From version 6, there is an encrypted communication channel that is used to send information and data between tunnel endpoints. This facilitates the remote upgrade and configuration features of our operating system. The actual communication protocol is built into the binary itself and would be retained if ported to another system ( though external “helper” code would be needed to make use of them in some cases. )
The configuration of an endpoint determines whether a specific channel is available or not ( for example you wouldn’t normally want a CPE being able to upgrade a server or view its logs.)

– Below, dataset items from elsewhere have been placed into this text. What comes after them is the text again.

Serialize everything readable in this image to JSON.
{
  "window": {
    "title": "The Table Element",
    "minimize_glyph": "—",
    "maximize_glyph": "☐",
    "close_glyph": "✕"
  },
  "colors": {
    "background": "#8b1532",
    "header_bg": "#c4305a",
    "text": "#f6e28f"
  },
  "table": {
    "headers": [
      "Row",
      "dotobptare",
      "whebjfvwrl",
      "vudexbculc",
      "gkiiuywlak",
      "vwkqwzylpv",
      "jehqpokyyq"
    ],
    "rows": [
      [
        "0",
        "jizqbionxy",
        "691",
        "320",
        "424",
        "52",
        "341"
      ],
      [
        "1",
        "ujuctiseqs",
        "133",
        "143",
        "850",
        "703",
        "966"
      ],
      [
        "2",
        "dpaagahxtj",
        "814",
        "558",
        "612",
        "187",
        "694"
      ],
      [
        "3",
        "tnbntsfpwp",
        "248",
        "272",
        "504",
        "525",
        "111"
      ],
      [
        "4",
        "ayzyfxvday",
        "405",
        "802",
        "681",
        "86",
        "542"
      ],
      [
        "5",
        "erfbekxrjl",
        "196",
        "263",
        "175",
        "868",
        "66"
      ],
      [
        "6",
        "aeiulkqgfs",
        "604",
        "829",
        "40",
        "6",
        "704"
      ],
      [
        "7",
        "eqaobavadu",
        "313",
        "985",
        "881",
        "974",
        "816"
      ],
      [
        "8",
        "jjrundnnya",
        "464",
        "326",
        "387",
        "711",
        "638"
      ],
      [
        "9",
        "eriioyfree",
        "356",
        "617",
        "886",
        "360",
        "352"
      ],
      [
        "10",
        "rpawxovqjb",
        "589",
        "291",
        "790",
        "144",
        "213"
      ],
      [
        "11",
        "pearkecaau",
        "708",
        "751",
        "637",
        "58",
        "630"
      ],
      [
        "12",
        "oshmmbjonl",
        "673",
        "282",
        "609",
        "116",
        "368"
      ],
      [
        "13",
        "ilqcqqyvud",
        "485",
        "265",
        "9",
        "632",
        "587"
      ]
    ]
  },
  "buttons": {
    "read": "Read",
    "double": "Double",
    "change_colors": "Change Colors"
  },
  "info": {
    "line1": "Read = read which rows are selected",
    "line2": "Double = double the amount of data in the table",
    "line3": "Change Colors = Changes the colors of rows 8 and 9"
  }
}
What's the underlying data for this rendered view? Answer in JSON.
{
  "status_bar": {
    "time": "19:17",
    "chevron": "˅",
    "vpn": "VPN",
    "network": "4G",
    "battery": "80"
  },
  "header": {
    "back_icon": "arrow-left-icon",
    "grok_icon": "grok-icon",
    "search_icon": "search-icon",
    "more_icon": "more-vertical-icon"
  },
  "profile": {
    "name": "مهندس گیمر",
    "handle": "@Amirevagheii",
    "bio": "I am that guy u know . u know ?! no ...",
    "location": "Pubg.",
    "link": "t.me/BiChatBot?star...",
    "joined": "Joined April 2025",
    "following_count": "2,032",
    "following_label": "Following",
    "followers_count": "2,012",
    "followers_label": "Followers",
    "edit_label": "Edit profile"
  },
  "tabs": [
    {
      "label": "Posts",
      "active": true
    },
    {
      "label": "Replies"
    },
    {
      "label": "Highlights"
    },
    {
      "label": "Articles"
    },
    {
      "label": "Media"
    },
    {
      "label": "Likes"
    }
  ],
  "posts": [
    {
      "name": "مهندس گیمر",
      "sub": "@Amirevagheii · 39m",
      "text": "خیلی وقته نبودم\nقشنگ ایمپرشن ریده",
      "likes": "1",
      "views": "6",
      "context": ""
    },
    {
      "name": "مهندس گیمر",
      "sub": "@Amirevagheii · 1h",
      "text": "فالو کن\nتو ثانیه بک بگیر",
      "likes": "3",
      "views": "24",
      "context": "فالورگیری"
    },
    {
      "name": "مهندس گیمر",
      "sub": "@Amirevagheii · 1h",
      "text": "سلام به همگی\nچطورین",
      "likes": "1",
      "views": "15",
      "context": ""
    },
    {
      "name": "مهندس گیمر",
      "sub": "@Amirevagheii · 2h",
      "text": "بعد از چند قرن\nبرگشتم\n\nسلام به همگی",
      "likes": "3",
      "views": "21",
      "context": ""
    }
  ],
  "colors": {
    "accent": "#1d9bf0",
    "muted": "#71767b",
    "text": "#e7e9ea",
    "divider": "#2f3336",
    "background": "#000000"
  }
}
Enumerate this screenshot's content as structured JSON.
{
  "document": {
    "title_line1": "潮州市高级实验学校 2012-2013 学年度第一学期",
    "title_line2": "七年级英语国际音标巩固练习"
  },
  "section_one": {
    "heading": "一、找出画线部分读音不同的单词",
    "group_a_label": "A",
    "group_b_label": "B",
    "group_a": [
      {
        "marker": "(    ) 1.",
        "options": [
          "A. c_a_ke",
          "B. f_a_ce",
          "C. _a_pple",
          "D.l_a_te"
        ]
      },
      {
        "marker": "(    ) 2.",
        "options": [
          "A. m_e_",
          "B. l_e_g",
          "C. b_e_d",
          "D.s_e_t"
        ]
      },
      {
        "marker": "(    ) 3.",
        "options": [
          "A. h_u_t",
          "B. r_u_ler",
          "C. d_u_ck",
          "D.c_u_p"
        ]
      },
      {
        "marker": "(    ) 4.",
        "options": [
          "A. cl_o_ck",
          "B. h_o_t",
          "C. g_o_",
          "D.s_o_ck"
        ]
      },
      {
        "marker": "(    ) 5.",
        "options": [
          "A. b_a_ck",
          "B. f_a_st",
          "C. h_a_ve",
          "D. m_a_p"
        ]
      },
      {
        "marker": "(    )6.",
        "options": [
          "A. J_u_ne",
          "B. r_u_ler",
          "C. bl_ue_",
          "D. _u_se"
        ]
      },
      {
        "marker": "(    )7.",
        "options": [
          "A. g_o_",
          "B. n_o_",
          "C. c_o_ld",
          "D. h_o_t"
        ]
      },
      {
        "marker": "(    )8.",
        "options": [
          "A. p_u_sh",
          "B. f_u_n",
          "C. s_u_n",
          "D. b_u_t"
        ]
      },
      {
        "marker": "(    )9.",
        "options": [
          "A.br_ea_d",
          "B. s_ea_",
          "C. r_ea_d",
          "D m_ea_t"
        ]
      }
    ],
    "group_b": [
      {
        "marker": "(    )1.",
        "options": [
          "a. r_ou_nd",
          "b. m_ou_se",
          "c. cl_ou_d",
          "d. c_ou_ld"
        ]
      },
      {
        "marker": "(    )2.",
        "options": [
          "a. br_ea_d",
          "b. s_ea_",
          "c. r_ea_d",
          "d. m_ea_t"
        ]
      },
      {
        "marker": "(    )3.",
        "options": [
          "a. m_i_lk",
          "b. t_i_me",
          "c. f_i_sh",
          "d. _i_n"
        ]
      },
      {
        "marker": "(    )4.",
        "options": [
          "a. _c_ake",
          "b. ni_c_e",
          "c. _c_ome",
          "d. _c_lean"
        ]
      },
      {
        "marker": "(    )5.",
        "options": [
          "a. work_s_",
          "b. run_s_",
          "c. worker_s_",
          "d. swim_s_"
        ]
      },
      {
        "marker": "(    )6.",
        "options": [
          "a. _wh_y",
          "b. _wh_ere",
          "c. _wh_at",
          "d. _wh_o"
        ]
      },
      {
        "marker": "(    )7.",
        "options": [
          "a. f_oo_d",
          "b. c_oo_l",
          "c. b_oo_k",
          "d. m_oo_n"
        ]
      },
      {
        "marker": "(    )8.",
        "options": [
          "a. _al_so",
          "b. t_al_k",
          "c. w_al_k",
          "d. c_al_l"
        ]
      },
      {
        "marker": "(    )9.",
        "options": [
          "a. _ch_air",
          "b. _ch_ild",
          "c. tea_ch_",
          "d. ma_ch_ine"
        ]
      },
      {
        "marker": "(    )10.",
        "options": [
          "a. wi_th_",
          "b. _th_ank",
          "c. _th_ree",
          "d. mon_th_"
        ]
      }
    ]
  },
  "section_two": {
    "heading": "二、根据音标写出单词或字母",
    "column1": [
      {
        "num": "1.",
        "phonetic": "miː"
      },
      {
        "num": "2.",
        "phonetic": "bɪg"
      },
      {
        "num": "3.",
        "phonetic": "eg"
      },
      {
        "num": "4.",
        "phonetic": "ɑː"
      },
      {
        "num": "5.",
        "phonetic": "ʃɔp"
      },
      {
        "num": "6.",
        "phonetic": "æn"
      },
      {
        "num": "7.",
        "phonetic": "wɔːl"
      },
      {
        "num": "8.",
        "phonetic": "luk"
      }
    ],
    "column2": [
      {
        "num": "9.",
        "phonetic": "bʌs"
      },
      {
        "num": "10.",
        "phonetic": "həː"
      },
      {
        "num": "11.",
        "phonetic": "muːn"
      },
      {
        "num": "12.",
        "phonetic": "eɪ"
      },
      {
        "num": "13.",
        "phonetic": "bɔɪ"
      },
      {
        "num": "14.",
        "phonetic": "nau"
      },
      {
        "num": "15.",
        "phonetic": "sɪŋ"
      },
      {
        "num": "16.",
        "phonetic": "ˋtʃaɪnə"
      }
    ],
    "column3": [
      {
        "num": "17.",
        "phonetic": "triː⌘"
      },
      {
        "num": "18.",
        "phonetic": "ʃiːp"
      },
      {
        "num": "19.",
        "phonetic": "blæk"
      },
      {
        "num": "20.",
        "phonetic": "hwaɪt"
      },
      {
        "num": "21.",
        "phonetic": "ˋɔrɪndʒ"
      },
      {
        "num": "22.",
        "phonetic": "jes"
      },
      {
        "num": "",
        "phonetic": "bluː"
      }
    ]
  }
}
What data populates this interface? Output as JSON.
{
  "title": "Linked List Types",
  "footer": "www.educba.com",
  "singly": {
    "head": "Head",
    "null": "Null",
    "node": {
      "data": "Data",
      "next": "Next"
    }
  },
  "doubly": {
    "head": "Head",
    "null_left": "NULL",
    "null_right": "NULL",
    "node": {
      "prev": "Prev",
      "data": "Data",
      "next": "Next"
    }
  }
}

- Remote Log Viewing The ability to view ViBE log messages is self contained ( so messages about endpoints coming up or going down, quality warnings and so on. ) Other requests are passed to an external helper program, so that various system logs can be retrieved.
- Remote Upgrade/Configuration A file can be transferred and then passed to an external helper to perform an upgrade. It’s up to the operating system to select files, schedule upgrades, and so on.
- ViBE Configuration/Licensing Independently of the OS, one ViBE process can send a configuration to another. The server configuration can contain variables which are substituted for certain items such as endpoint addresses, so that configurations themselves can be the same across multiple servers. A license request can also be made and the resulting request string be retrieved, and a new license can be installed.
ViBE tunnels are continuously monitored in real time for packet loss, latency and jitter. Due to the unique way the protocol works, this data is that of the underlying link, even if the tunnel is saturated with traffic ( where normal “pings” would show very high latency because there’s no space on the link to send the ping packet. ) If EsP is enabled ( V6 ) the links are also continuously monitored for throughput, and the tunnel bandwidth setting adjusted accordingly. Version 6 also monitors all of these parameters in near real time ( previous versions used a rolling 20 second period. )
The monitoring data is available using a companion “vibe-stat” application, which is the way the running ViBE process is controlled. The GUI of the OS makes this information available, plus SNMP can be used.